In our implementation, we used alpha=0.3 as the mix-up extent. It is also referred in the paper as the best hyperparameter for most image sets.
Similar to SVM, the additive SoftMax Margin (Chang, X., Dai, H., & Jordan, M. I., 2018) adds a margin term to the SoftMax loss function. The margin term encourages the model to learn decision boundaries that are well-separated between the classes, by penalizing the model for making predictions with low confidence. It could be illustrated through below figure.
Different Models are generated. And the final result is predicted based on the major vote of these 5 models.
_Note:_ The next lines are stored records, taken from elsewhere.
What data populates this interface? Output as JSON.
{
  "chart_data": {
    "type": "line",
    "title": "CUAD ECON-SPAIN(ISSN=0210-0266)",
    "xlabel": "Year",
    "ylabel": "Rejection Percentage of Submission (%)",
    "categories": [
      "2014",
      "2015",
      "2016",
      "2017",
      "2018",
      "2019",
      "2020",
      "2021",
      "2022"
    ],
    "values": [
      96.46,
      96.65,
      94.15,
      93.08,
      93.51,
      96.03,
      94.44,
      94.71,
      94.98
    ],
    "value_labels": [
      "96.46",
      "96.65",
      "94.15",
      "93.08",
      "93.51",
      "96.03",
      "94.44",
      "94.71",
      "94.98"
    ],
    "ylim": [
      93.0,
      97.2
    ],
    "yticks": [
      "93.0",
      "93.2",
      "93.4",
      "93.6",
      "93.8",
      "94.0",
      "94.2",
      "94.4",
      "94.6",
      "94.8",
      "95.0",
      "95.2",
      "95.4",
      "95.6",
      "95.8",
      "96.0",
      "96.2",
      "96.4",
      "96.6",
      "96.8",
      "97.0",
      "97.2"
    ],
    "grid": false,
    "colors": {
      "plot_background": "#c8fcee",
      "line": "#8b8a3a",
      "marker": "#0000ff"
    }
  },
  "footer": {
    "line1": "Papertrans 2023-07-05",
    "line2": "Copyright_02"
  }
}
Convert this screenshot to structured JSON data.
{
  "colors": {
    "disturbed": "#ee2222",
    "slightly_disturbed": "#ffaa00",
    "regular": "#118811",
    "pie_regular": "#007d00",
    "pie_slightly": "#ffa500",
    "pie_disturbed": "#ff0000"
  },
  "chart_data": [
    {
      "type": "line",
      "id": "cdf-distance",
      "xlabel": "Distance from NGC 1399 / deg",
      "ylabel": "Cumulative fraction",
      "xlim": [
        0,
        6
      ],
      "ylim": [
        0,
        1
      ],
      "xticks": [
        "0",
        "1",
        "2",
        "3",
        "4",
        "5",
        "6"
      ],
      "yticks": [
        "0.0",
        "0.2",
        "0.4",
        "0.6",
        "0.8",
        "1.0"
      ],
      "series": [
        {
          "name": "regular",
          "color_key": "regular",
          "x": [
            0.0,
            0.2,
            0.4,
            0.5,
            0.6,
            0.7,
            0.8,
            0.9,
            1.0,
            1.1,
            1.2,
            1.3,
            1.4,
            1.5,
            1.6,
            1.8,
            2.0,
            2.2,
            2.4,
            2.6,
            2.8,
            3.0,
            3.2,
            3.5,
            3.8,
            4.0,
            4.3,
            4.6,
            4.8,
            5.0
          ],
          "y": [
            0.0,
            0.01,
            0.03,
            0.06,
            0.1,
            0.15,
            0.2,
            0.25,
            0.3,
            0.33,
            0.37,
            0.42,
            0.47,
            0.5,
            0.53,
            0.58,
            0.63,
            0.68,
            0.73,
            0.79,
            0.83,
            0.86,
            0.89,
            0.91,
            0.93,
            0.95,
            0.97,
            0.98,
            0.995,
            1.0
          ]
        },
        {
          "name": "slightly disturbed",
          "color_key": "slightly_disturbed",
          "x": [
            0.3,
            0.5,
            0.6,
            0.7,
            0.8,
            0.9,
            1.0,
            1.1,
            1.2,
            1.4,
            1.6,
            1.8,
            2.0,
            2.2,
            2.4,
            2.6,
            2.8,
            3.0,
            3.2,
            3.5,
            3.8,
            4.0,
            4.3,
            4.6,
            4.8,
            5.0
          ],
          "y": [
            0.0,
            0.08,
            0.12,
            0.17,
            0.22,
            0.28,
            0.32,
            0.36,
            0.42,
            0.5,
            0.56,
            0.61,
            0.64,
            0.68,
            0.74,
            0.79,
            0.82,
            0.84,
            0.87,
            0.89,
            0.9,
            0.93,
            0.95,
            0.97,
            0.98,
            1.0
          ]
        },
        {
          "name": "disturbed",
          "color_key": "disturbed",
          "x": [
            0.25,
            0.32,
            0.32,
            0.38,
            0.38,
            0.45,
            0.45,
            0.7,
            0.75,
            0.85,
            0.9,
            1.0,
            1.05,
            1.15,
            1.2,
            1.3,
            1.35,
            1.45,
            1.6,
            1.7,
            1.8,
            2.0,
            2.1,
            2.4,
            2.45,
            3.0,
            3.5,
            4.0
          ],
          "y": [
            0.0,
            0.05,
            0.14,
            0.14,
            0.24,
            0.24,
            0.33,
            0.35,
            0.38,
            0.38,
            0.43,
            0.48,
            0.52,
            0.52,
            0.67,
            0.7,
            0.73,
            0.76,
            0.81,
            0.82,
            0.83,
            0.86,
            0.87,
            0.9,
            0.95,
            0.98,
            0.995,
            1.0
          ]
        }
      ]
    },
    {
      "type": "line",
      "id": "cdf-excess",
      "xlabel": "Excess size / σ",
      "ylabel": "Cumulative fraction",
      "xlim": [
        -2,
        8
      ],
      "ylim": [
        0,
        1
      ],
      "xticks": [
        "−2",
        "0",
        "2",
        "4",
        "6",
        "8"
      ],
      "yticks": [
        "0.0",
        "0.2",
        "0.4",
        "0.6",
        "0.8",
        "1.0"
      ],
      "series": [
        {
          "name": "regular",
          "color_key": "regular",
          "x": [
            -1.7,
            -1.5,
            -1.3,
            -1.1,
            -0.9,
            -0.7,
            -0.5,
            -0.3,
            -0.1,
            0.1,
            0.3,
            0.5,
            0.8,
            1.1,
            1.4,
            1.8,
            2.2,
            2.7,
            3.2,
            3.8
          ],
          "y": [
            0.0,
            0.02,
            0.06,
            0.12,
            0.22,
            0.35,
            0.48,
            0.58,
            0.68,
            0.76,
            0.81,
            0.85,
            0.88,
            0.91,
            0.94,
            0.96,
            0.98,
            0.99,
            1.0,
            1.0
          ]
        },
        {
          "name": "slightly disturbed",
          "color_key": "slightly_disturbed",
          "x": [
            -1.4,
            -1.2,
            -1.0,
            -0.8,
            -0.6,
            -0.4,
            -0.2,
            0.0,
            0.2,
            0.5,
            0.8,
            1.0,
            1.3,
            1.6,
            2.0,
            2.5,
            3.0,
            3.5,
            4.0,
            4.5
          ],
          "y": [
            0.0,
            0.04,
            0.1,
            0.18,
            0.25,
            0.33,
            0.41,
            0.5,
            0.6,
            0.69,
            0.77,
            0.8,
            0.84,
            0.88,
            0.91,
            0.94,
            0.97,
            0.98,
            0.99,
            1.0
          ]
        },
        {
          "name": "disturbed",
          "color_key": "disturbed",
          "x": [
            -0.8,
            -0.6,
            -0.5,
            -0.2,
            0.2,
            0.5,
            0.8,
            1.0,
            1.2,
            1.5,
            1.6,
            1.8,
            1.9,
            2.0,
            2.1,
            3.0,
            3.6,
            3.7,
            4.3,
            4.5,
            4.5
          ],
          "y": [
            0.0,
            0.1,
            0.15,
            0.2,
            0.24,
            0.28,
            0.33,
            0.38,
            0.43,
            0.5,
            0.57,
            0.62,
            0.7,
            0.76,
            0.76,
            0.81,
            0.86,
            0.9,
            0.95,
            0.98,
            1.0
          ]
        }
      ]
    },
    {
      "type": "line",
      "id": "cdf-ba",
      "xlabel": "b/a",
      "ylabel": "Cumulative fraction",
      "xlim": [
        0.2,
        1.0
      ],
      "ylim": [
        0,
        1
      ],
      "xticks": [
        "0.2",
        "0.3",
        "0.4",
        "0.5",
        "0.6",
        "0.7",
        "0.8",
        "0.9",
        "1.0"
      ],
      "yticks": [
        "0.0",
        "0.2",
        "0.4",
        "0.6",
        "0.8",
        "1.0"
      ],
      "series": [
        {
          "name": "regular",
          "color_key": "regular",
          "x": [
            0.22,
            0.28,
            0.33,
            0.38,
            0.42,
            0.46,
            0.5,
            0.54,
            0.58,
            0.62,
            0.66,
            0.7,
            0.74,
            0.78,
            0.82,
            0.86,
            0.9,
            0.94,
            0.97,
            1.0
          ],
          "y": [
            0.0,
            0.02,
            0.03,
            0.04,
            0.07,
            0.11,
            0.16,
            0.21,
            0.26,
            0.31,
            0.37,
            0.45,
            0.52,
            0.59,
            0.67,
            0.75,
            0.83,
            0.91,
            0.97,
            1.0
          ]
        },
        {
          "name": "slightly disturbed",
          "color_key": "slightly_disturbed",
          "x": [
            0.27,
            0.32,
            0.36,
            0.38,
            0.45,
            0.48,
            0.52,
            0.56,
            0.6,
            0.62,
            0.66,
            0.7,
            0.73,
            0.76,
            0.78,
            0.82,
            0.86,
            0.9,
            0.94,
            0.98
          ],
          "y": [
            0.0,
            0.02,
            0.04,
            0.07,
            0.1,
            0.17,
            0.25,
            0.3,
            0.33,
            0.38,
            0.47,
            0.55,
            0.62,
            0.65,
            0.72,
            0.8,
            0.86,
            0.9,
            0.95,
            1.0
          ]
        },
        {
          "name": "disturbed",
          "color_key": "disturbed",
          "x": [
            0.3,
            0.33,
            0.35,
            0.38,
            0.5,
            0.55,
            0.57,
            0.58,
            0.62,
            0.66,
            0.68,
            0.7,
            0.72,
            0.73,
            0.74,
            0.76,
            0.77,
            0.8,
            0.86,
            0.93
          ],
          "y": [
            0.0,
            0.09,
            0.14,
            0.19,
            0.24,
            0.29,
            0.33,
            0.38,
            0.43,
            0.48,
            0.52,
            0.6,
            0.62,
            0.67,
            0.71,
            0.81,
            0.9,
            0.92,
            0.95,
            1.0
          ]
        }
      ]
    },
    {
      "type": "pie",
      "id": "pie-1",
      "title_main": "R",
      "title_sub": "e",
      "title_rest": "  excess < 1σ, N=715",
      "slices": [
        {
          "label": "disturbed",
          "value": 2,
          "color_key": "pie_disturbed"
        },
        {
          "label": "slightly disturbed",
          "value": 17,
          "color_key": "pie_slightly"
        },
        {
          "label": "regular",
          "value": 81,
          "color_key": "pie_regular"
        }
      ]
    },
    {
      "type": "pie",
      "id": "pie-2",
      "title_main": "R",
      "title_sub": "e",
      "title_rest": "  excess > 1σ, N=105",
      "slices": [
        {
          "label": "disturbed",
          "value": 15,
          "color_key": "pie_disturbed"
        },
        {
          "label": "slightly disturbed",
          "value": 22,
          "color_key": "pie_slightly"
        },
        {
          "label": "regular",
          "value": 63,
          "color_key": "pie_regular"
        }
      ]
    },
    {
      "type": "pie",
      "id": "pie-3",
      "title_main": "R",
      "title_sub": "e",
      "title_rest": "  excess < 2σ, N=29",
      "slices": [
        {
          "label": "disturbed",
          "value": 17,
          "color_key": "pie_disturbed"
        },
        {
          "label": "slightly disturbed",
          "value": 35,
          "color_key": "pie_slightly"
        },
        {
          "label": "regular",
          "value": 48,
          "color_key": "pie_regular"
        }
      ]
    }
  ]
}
This could further reduce the systematic error in the prediction.
## 5. CNN Model StructureOur convolution neural network is built by hand and consists of 6 blocks where each block is contains convolution and batch normalization, RELU and Max Pooling Layers. After the convolution part, the extracted features are further fed into a fully connected layer for further predictions. Finally, the logits are generated together to predict the final result.
Since the test data is in uniform distribution, accuracy will be enough to exam the performance. 6.2 Some Testing Experiments before Training
Since the data is quite unbalanced, before we do the classification. We changed the problem into a binomial classification.
To be more detailed, for the rare classes with fewer than 1000 records, they are extracted out. Meanwhile, we randomly select the same number of records from other classes to make a training dataset. There are two labels, the rare class, and “others”. The test set will only be the rare class test set in the original data (n=100). This experiment aims to see how well CNN can performs on the rare classes when the difficulty and bias of model is minimized.
Surprisingly, for class DF, VASC, they all showed around 34% and 81% while AK and SCC showed around 68% and 56%.
It indicates that when training with all the classes, the model is likely to perform worse than this. Therefore, there is a tradeoff between the overall accuracy and sub class accuracy. Undersampling means lowering the accuracy of major classes while improving rare class accuracy. However, whether the improvement part is more than lowering part still needs later experiments.
In the later experiments, we used undersampling for two reasons. First, past research shows that oversampling rarely performs. Second, oversampling could lead to large dataset. The time for training models could be quite consumed.
6.3 Experiment Results
Model | Accuracy | Running Time (Approximate) |
3-Block CNN | 0.45 | 20 minutes |
5-Block CNN | 0.50 | 40 minutes |
5-Block CNN + CNN + Mix-Up + Additive SoftMax | 0.48 | 50 minutes |
Above + Ensemble | 0.54 | 120 minutes (3x RTX3090) |
The Best Prediction
Model | Accuracy | Running Time (Approximate) |
3-Block CNN | 0.52 | 140 minutes |
5-Block CNN | 0.625 | 185 minutes |
5-Block CNN + CNN + Mix-Up + Additive SoftMax | 0.67 | 210 minutes |
Above + Ensemble | 0.701 | 420 minutes (3 models each Time) |
We found that the model trained with full dataset has better performance than the one trained with undersampling. The best model indicates similar results with the ones we had on binomial classification experiments. The classes with more training data had overall higher accuracy. It is noticeable that though VASC has only around 100 records, it had 79% accuracy. Also, it has 100% recall. It means that such a class may have distinct features with other classes.
For this dataset, when using undersampling, the improvement of rare class accuracy is less than the loss of the accuracy in majority class. Therefore, including all data from the major classes could instead increase the overall accuracy of the model.
Both teammates put 100% effort into code writing and experiment design as well as report writing.
Our attached files include 5 coding files. Three of the files represent differently structured models that were tested in the above experiment. The other two files are respectively used for ensemble prediction and data selection in the undersampling.